Admitting mistakes to move on, failing fast, should prevent prolonging arguements though (if you can pull it off).


Sometimes it is your fault, other times it is circumstance and yet other times there was risk/luck involved (e.g. success depended on factors out of your control that could go either way). Both assuming that it was "me" and that it was "circumstance" is wrong.


> I see this belief in probably about 80% of people I encounter, and it has little correlation with how smart one is.

The virtue he is discussing is humility vs pride, and I think you're right that it isn't really correlated with intelligence. People all over the IQ spectrum will exhibit both.

Pride may be a common stumbling block to those who don't often experience failure though (i.e in the smarter crowd), because failure teaches circumspection and trains you to question your assumptions and reasoning when challenged.


> failure teaches circumspection and trains you to question your assumptions and reasoning when challenged.

In smart people maybe...

Just thinking out loud, but maybe dumb people continue to do dumb things because they don't have the insight or motivation to question their behaviour or the possible outcomes of their behaviour? ie they're not as good at learning from their mistakes?


It's more than that.
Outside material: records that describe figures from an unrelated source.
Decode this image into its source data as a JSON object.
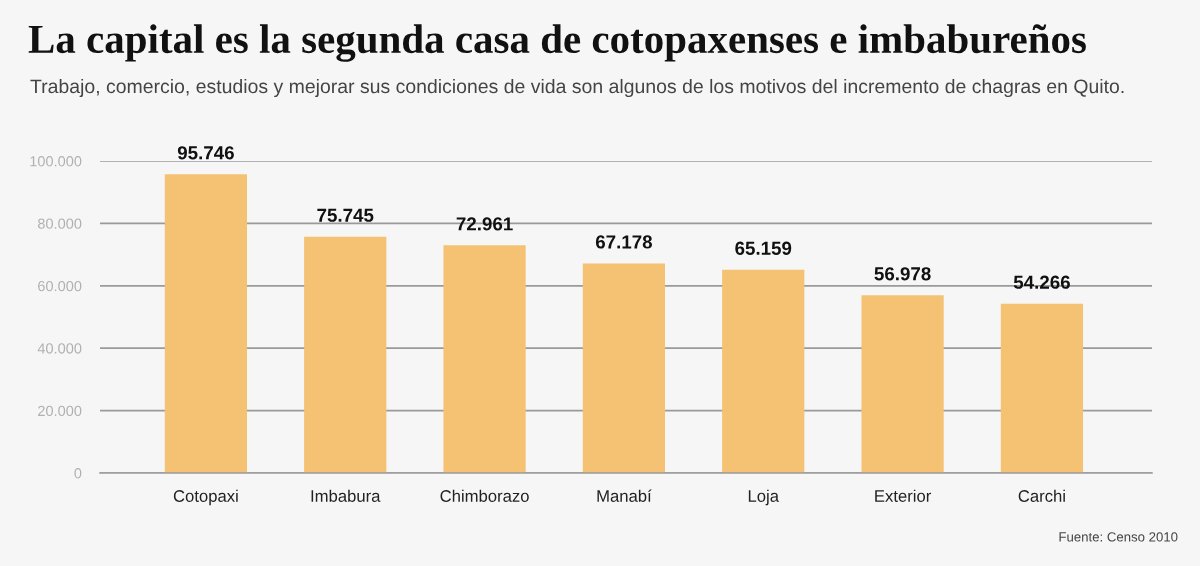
{
  "chart_data": {
    "type": "bar",
    "title": "La capital es la segunda casa de cotopaxenses e imbabureños",
    "subtitle": "Trabajo, comercio, estudios y mejorar sus condiciones de vida son algunos de los motivos del incremento de chagras en Quito.",
    "categories": [
      "Cotopaxi",
      "Imbabura",
      "Chimborazo",
      "Manabí",
      "Loja",
      "Exterior",
      "Carchi"
    ],
    "values": [
      95746,
      75745,
      72961,
      67178,
      65159,
      56978,
      54266
    ],
    "value_labels": [
      "95.746",
      "75.745",
      "72.961",
      "67.178",
      "65.159",
      "56.978",
      "54.266"
    ],
    "color": "#f4c272",
    "ylim": [
      0,
      100000
    ],
    "yticks": [
      0,
      {
        "value": 20000,
        "label": "20.000"
      },
      {
        "value": 40000,
        "label": "40.000"
      },
      {
        "value": 60000,
        "label": "60.000"
      },
      {
        "value": 80000,
        "label": "80.000"
      },
      {
        "value": 100000,
        "label": "100.000"
      }
    ],
    "grid": "y",
    "annotations": [
      "Fuente: Censo 2010"
    ]
  }
}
People who take personal responsibility for failures in their life empower themselves to fix it, find a way around it, do better next time, etc.

People who consider themselves as victims believe there's nothing they can do to improve their lot, and so do not.


Good point. I hadn't considered the importance, not just in recognizing your part of the problem (humility), but accepting that it is you who can and should fix the problem (confidence, determination).